"Yes, she ought," but in her secret soul Mrs. Aldred feared that was not Mrs. Van Dorn's design.
She was beginning to understand and love Latin, and doing very well at French. She did not display much aptitude for drawing, though she had a certain artistic taste in arrangement.
"But I really do not see any use of hammering away at music," she protested. "I never shall make a fine player."
"You will make a fine singer and you want some thorough knowledge for that," said Madame Meran.
"It was one of the branches Mrs. Van Dorn is very particular about," Mrs. Aldred added, in a tone that left no room for demur.
There was the usual fun and perhaps a little sly flirting among the newer students with the young men in the law offices. Autumn was quite a lively time, since court was in session. The girls were allowed to visit the fairs and entertainments of their respective churches, and occasionally spend Saturday afternoon with an outside acquaintance.
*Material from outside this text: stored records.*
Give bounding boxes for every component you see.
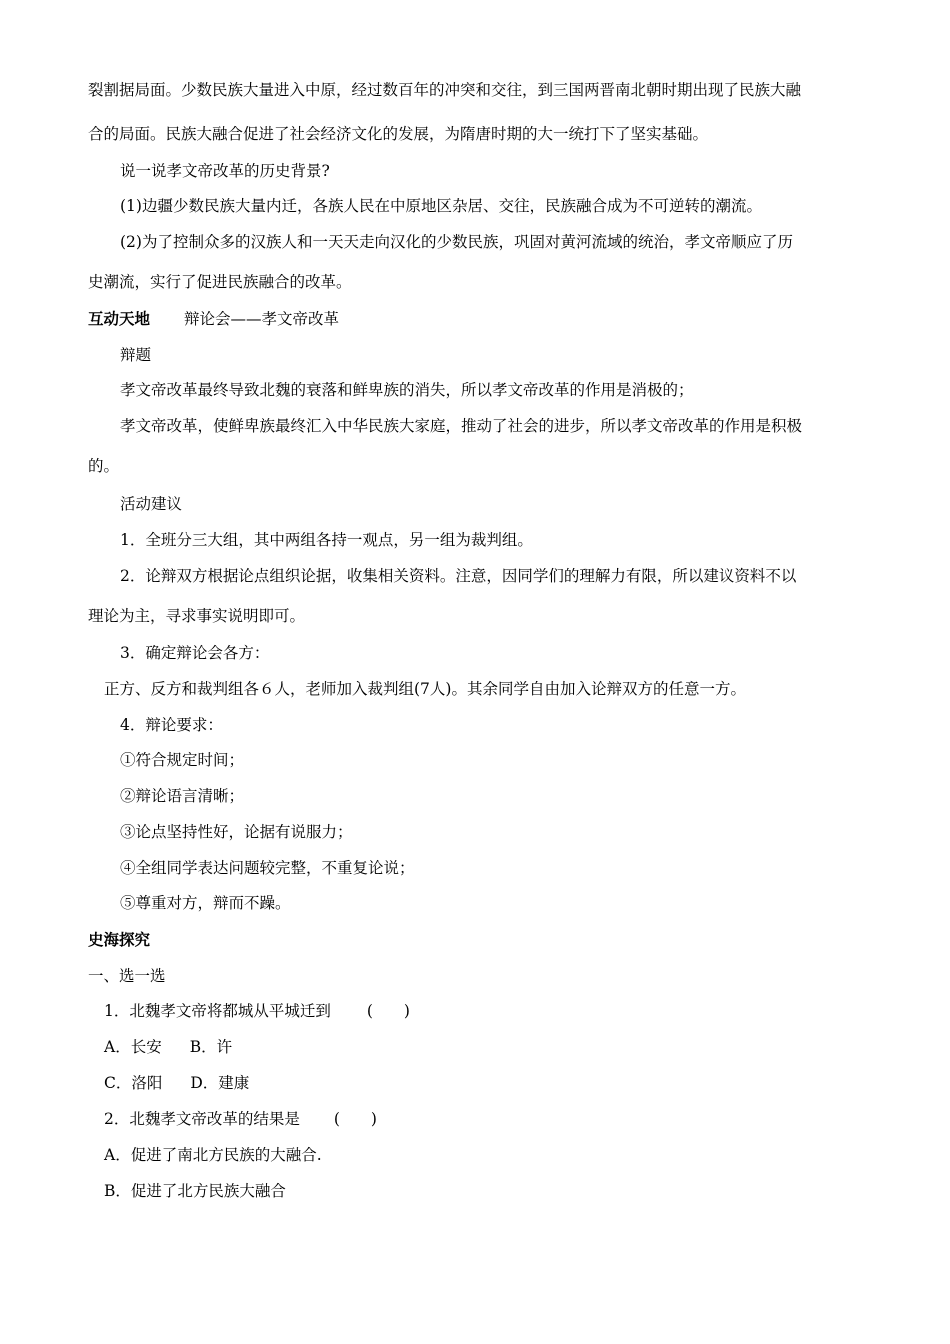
options-line bbox=[104, 1073, 249, 1093]
question-text: 2．北魏孝文帝改革的结果是 bbox=[104, 1110, 300, 1128]
paragraph-line: 裂割据局面。少数民族大量进入中原，经过数百年的冲突和交往，到三国两晋南北朝时期出现了民族大融 bbox=[88, 81, 802, 99]
section-title: 辩论会——孝文帝改革 bbox=[184, 310, 340, 328]
paragraph-line: 的。 bbox=[88, 457, 120, 475]
paragraph-line: 孝文帝改革最终导致北魏的衰落和鲜卑族的消失，所以孝文帝改革的作用是消极的； bbox=[120, 381, 694, 399]
section-heading: 互动天地 bbox=[88, 310, 151, 328]
answer-blank: ( ) bbox=[333, 1110, 377, 1128]
question-line bbox=[104, 1109, 377, 1129]
list-item: ①符合规定时间； bbox=[120, 751, 245, 769]
list-item: ②辩论语言清晰； bbox=[120, 787, 245, 805]
option-a: A．长安 bbox=[104, 1038, 162, 1056]
paragraph-line: (1)边疆少数民族大量内迁，各族人民在中原地区杂居、交往，民族融合成为不可逆转的潮流。 bbox=[120, 197, 762, 215]
question-text: 1．北魏孝文帝将都城从平城迁到 bbox=[104, 1002, 331, 1020]
list-item: ③论点坚持性好，论据有说服力； bbox=[120, 823, 353, 841]
option-b: B．许 bbox=[189, 1038, 233, 1056]
option-d: D．建康 bbox=[190, 1074, 250, 1092]
option-b: B．促进了北方民族大融合 bbox=[104, 1182, 286, 1200]
list-item: 3．确定辩论会各方： bbox=[120, 644, 270, 662]
question-text: 说一说孝文帝改革的历史背景? bbox=[120, 162, 330, 180]
option-c: C．洛阳 bbox=[104, 1074, 163, 1092]
paragraph-line: 孝文帝改革，使鲜卑族最终汇入中华民族大家庭，推动了社会的进步，所以孝文帝改革的作用是积极 bbox=[120, 417, 803, 435]
list-item: ⑤尊重对方，辩而不躁。 bbox=[120, 894, 291, 912]
paragraph-line: 合的局面。民族大融合促进了社会经济文化的发展，为隋唐时期的大一统打下了坚实基础。 bbox=[88, 125, 709, 143]
list-item: 4．辩论要求： bbox=[120, 716, 223, 734]
paragraph-line: (2)为了控制众多的汉族人和一天天走向汉化的少数民族，巩固对黄河流域的统治，孝文帝顺应了历 bbox=[120, 233, 793, 251]
list-item: 1．全班分三大组，其中两组各持一观点，另一组为裁判组。 bbox=[120, 531, 533, 549]
options-line bbox=[104, 1037, 232, 1057]
subheading: 辩题 bbox=[120, 346, 152, 364]
question-line bbox=[104, 1001, 410, 1021]
section-heading-line bbox=[88, 309, 339, 329]
subheading: 活动建议 bbox=[120, 495, 183, 513]
list-item: 2．论辩双方根据论点组织论据，收集相关资料。注意，因同学们的理解力有限，所以建议资料不以 bbox=[120, 567, 797, 585]
paragraph-line: 理论为主，寻求事实说明即可。 bbox=[88, 607, 306, 625]
subheading: 一、选一选 bbox=[88, 967, 166, 985]
answer-blank: ( ) bbox=[366, 1002, 410, 1020]
list-item: ④全组同学表达问题较完整，不重复论说； bbox=[120, 859, 415, 877]
paragraph-line: 史潮流，实行了促进民族融合的改革。 bbox=[88, 273, 352, 291]
paragraph-line: 正方、反方和裁判组各６人，老师加入裁判组(7人)。其余同学自由加入论辩双方的任意一方。 bbox=[104, 680, 746, 698]
section-heading: 史海探究 bbox=[88, 931, 151, 949]
option-a: A．促进了南北方民族的大融合. bbox=[104, 1146, 322, 1164]
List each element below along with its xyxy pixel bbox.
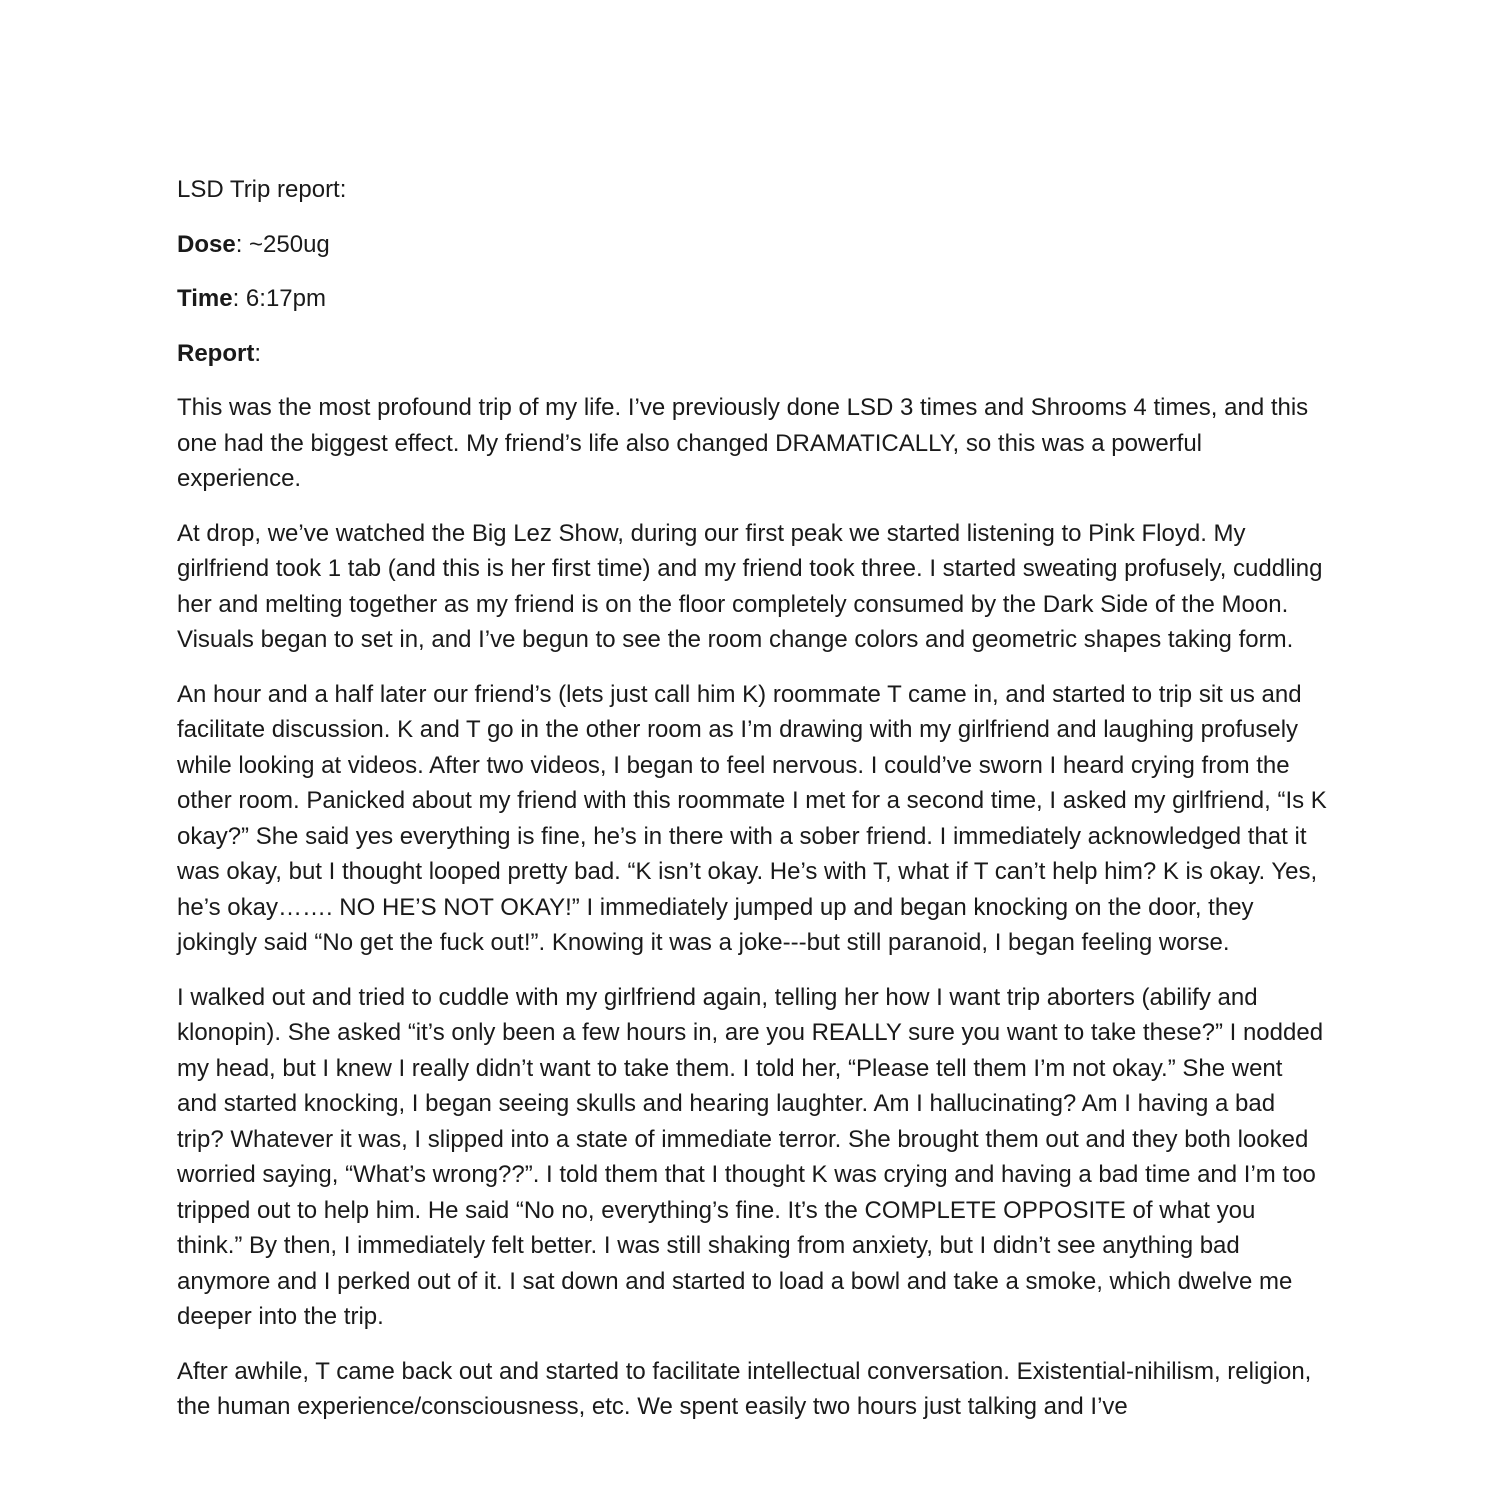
paragraph: This was the most profound trip of my life. I’ve previously done LSD 3 times and Shrooms 4 times, and this one had the biggest effect. My friend’s life also changed DRAMATICALLY, so this was a powerful experience. bbox=[177, 394, 1309, 492]
paragraph: At drop, we’ve watched the Big Lez Show, during our first peak we started listening to Pink Floyd. My girlfriend took 1 tab (and this is her first time) and my friend took three. I started sweating profusely, cuddling her and melting together as my friend is on the floor completely consumed by the Dark Side of the Moon. Visuals began to set in, and I’ve begun to see the room change colors and geometric shapes taking form. bbox=[177, 519, 1323, 653]
paragraph: After awhile, T came back out and started to facilitate intellectual conversation. Existential-nihilism, religion, the human experience/consciousness, etc. We spent easily two hours just talking and I’ve bbox=[177, 1357, 1312, 1420]
report-suffix: : bbox=[254, 339, 262, 367]
report-field bbox=[177, 336, 1327, 372]
paragraph: An hour and a half later our friend’s (lets just call him K) roommate T came in, and started to trip sit us and facilitate discussion. K and T go in the other room as I’m drawing with my girlfriend and laughing profusely while looking at videos. After two videos, I began to feel nervous. I could’ve sworn I heard crying from the other room. Panicked about my friend with this roommate I met for a second time, I asked my girlfriend, “Is K okay?” She said yes everything is fine, he’s in there with a sober friend. I immediately acknowledged that it was okay, but I thought looped pretty bad. “K isn’t okay. He’s with T, what if T can’t help him? K is okay. Yes, he’s okay……. NO HE’S NOT OKAY!” I immediately jumped up and began knocking on the door, they jokingly said “No get the fuck out!”. Knowing it was a joke---but still paranoid, I began feeling worse. bbox=[177, 680, 1327, 956]
time-field bbox=[177, 281, 1327, 317]
time-label: Time bbox=[177, 285, 233, 312]
dose-field bbox=[177, 227, 1327, 263]
document-heading: LSD Trip report: bbox=[177, 176, 347, 203]
time-value: : 6:17pm bbox=[232, 285, 326, 312]
report-label: Report bbox=[177, 339, 255, 367]
dose-label: Dose bbox=[177, 230, 236, 258]
dose-value: : ~250ug bbox=[235, 230, 330, 258]
paragraph: I walked out and tried to cuddle with my girlfriend again, telling her how I want trip aborters (abilify and klonopin). She asked “it’s only been a few hours in, are you REALLY sure you want to take these?” I nodded my head, but I knew I really didn’t want to take them. I told her, “Please tell them I’m not okay.” She went and started knocking, I began seeing skulls and hearing laughter. Am I hallucinating? Am I having a bad trip? Whatever it was, I slipped into a state of immediate terror. She brought them out and they both looked worried saying, “What’s wrong??”. I told them that I thought K was crying and having a bad time and I’m too tripped out to help him. He said “No no, everything’s fine. It’s the COMPLETE OPPOSITE of what you think.” By then, I immediately felt better. I was still shaking from anxiety, but I didn’t see anything bad anymore and I perked out of it. I sat down and started to load a bowl and take a smoke, which dwelve me deeper into the trip. bbox=[177, 983, 1324, 1330]
document-body bbox=[177, 172, 1327, 1444]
During the holidays Mrs. Dayton wrote that one of the High-School teachers had resigned and Mr. Warfield had gained the appointment, being much delighted with it, and would board with her. From home she heard that Jenny had a little son and they were all very joyous. Fan was going to spend the winter with her. Aurelia had been taken out of school as she didn't learn anything worth while, and Aunt Jane believed in making her girls useful.
"I don't wonder teachers get discouraged in a small country place," she thought, "when the parents care so little for education." She was glad Mr. Warfield had gone to the High School, where he could have a more congenial atmosphere.
Helen often wondered in these days what her father had been like, and how he came to drift to such a dull place as Hope Center. Twenty years before it had been a center of several things. The Church was flourishing. In the winter the large boys and girls came to school and the old-fashioned alligation, mensuration, and surveying were taught and made useful, the history of the country, parsing out of Milton's Paradise Lost, learning as much about the older English essayists and writers as was taught in the High School.
Now, the children, before they were fairly grown, went into shops or learned a trade. There had been a fine debating society in the Center, and people drove in from miles around to listen to the arguments, which were generally on stirring questions of the day, psychological fads being unknown, or the highest truth in them called by some other name.